Despite the wishes of the Kremlin and Minsk, the other leading economies and militaries of the CSTO oppose its transformation into a competitor to NATO.
President of Kazakhstan Kassym-Jomart Tokayev made several statements related to topical issues of security and functioning of the CSTO:
- Kazakhstan will not contribute to Russia’s circumvention of Western sanctions because it is aware of the possibility of secondary sanctions being imposed;
- Kazakhstan has no political obligations to Russia for the limited CSTO contingent deployed to Kazakhstan in January. It was a CSTO operation, not a Russian one;
- Kazakhstan does not plan to recognise the independence of South Ossetia, Abkhazia, and the quasi-autonomous territories of Donetsk and Lugansk, because this will lead to chaos in the international situation;
- anti-Kazakh declarations of various Russian figures are unacceptable.

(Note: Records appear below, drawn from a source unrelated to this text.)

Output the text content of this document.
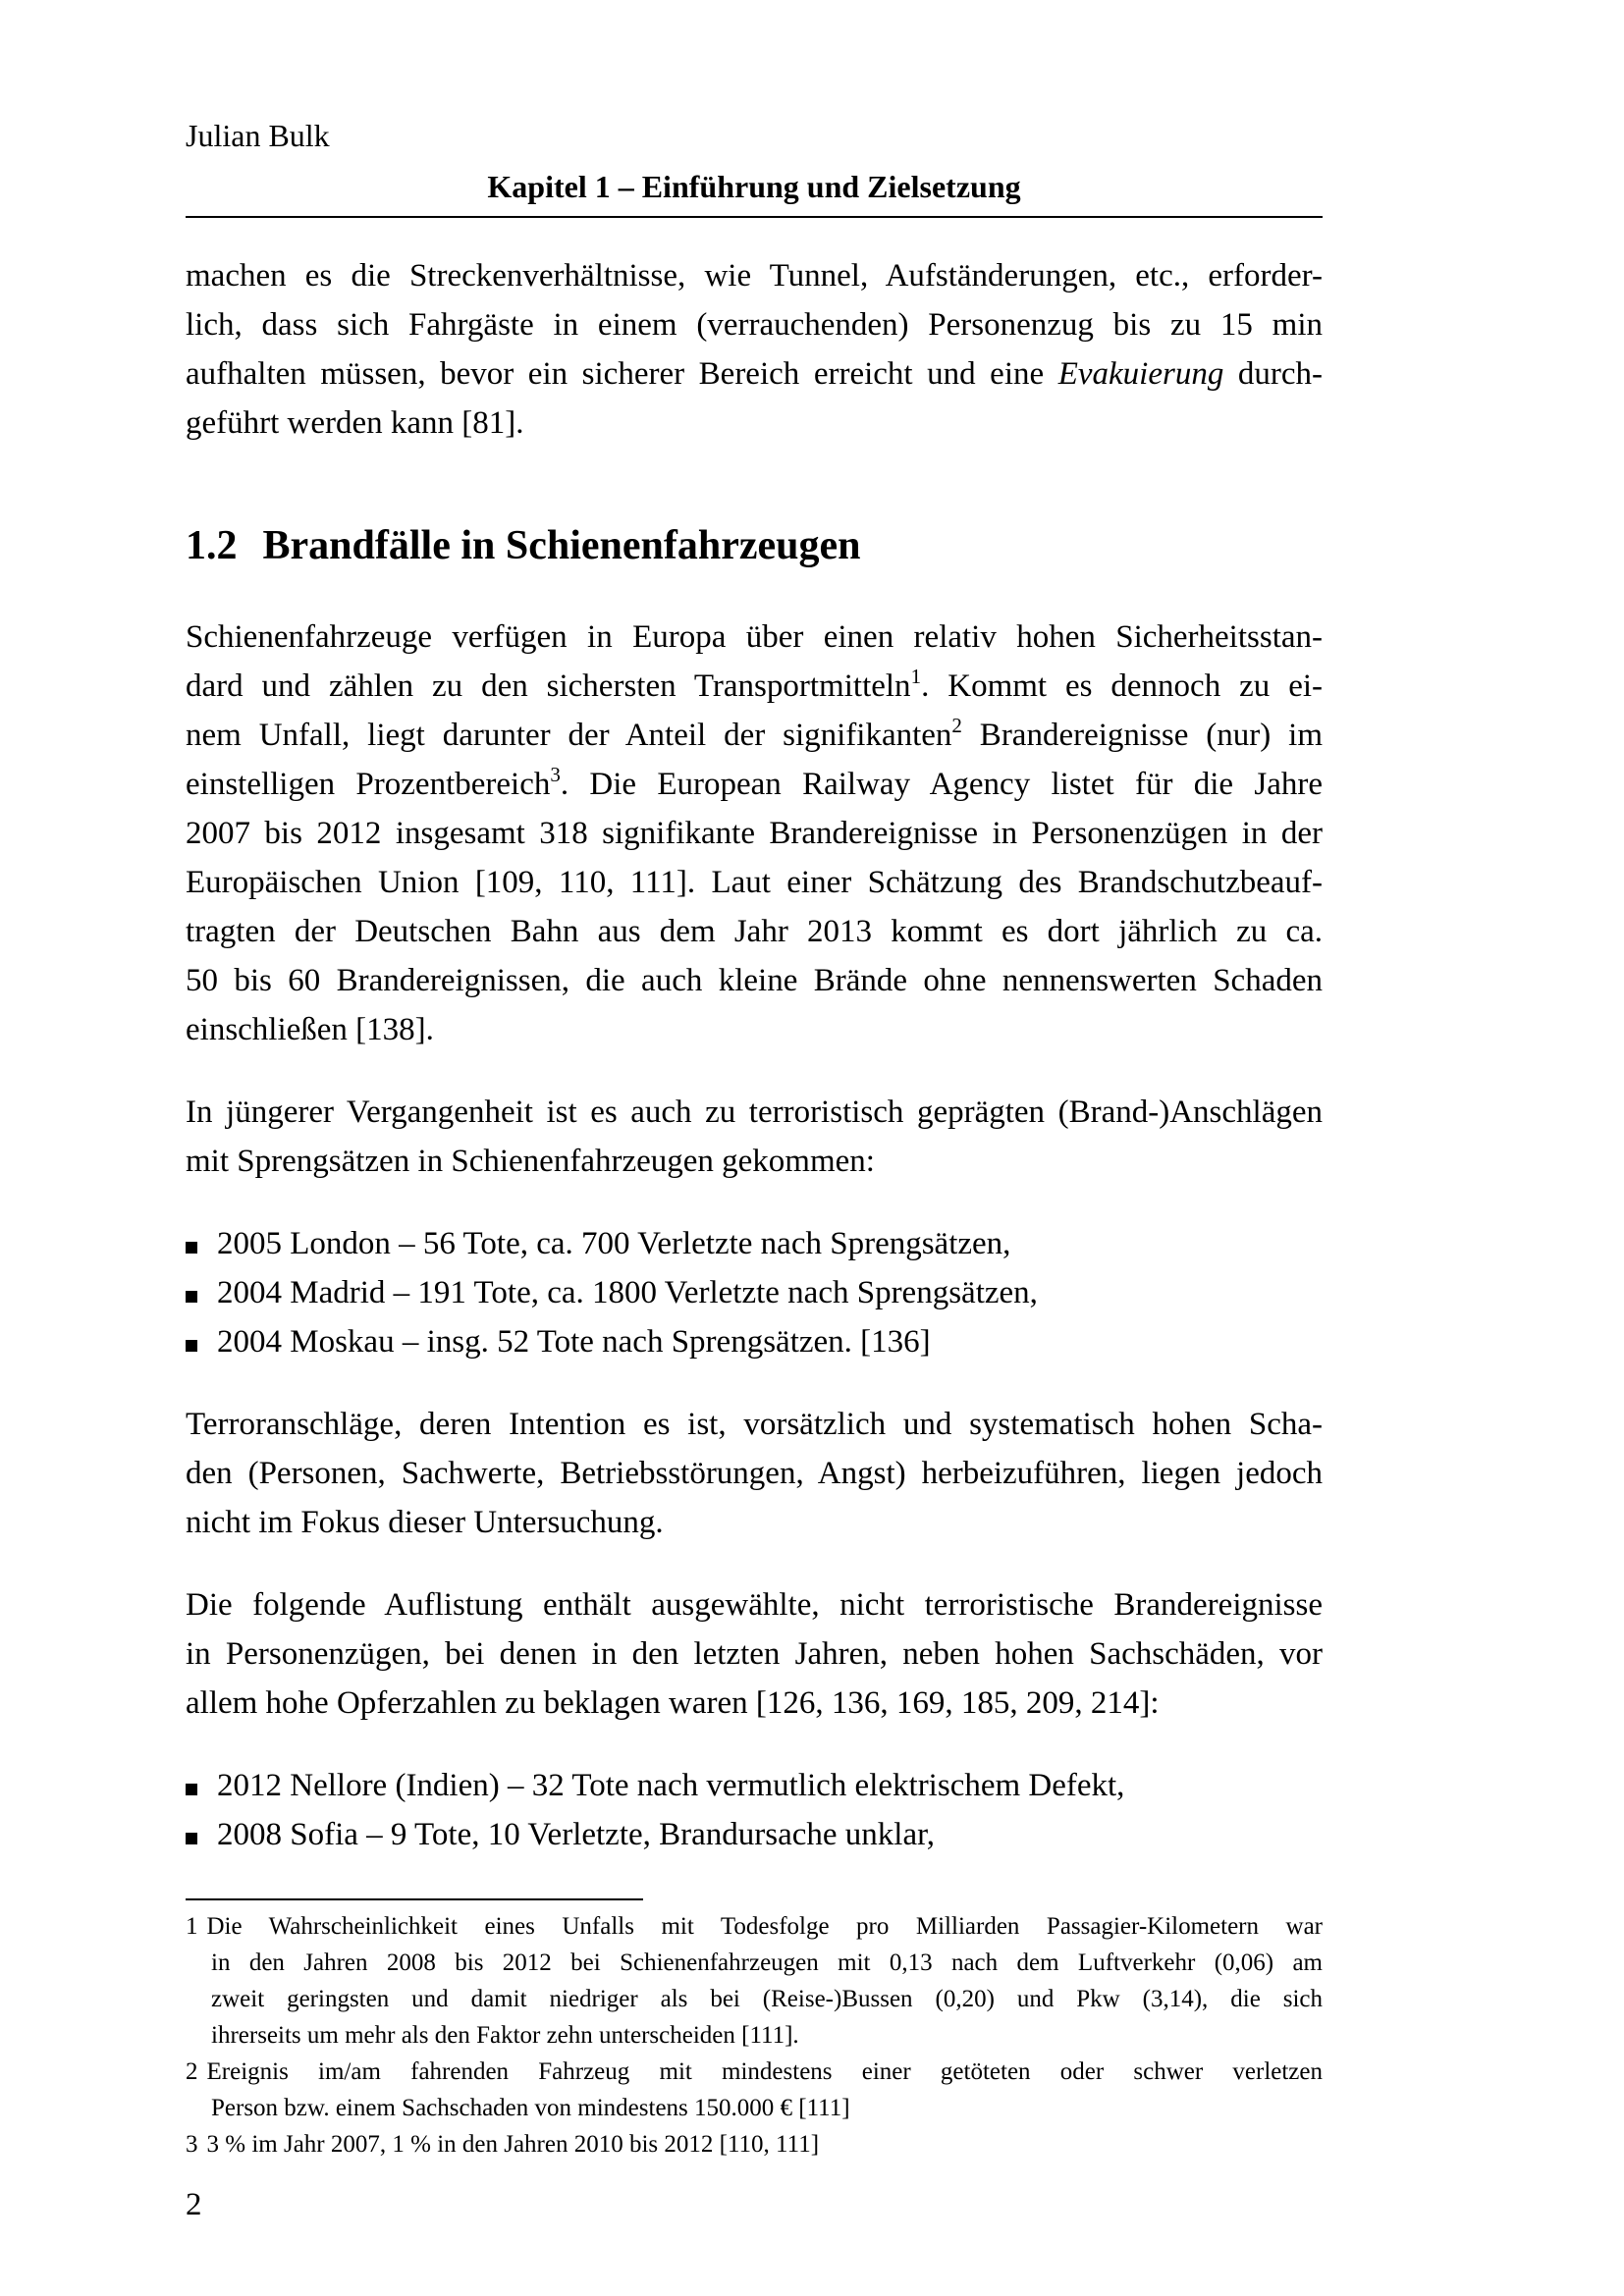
Julian Bulk
Kapitel 1 – Einführung und Zielsetzung
machen es die Streckenverhältnisse, wie Tunnel, Aufständerungen, etc., erforder-
lich, dass sich Fahrgäste in einem (verrauchenden) Personenzug bis zu 15 min
aufhalten müssen, bevor ein sicherer Bereich erreicht und eine Evakuierung durch-
geführt werden kann [81].
1.2 Brandfälle in Schienenfahrzeugen
Schienenfahrzeuge verfügen in Europa über einen relativ hohen Sicherheitsstan-
dard und zählen zu den sichersten Transportmitteln$^1$. Kommt es dennoch zu ei-
nem Unfall, liegt darunter der Anteil der signifikanten$^2$ Brandereignisse (nur) im
einstelligen Prozentbereich$^3$. Die European Railway Agency listet für die Jahre
2007 bis 2012 insgesamt 318 signifikante Brandereignisse in Personenzügen in der
Europäischen Union [109, 110, 111]. Laut einer Schätzung des Brandschutzbeauf-
tragten der Deutschen Bahn aus dem Jahr 2013 kommt es dort jährlich zu ca.
50 bis 60 Brandereignissen, die auch kleine Brände ohne nennenswerten Schaden
einschließen [138].
In jüngerer Vergangenheit ist es auch zu terroristisch geprägten (Brand-)Anschlägen
mit Sprengsätzen in Schienenfahrzeugen gekommen:
2005 London – 56 Tote, ca. 700 Verletzte nach Sprengsätzen,
2004 Madrid – 191 Tote, ca. 1800 Verletzte nach Sprengsätzen,
2004 Moskau – insg. 52 Tote nach Sprengsätzen. [136]
Terroranschläge, deren Intention es ist, vorsätzlich und systematisch hohen Scha-
den (Personen, Sachwerte, Betriebsstörungen, Angst) herbeizuführen, liegen jedoch
nicht im Fokus dieser Untersuchung.
Die folgende Auflistung enthält ausgewählte, nicht terroristische Brandereignisse
in Personenzügen, bei denen in den letzten Jahren, neben hohen Sachschäden, vor
allem hohe Opferzahlen zu beklagen waren [126, 136, 169, 185, 209, 214]:
2012 Nellore (Indien) – 32 Tote nach vermutlich elektrischem Defekt,
2008 Sofia – 9 Tote, 10 Verletzte, Brandursache unklar,
1 Die Wahrscheinlichkeit eines Unfalls mit Todesfolge pro Milliarden Passagier-Kilometern war
in den Jahren 2008 bis 2012 bei Schienenfahrzeugen mit 0,13 nach dem Luftverkehr (0,06) am
zweit geringsten und damit niedriger als bei (Reise-)Bussen (0,20) und Pkw (3,14), die sich
ihrerseits um mehr als den Faktor zehn unterscheiden [111].
2 Ereignis im/am fahrenden Fahrzeug mit mindestens einer getöteten oder schwer verletzen
Person bzw. einem Sachschaden von mindestens 150.000 € [111]
3 3 % im Jahr 2007, 1 % in den Jahren 2010 bis 2012 [110, 111]
2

Lukashenka’s repeated calls for a unified confrontation between CSTO allies and the West have therefore been rejected by the second most important country in the organisation. Attempts to form an anti-Western bloc based on the CSTO can be considered closed.
The divergent interests and the lack of shared values among the participating countries dictate that the CSTO will continue to function like most other post-Soviet structures; a combination of practical cooperation on topical issues, bilateral relations of member states with Russia and sinecures for national bureaucracies. Such a format is generally acceptable to the majority so long as the inherent contradictions do not evolve to require concrete action.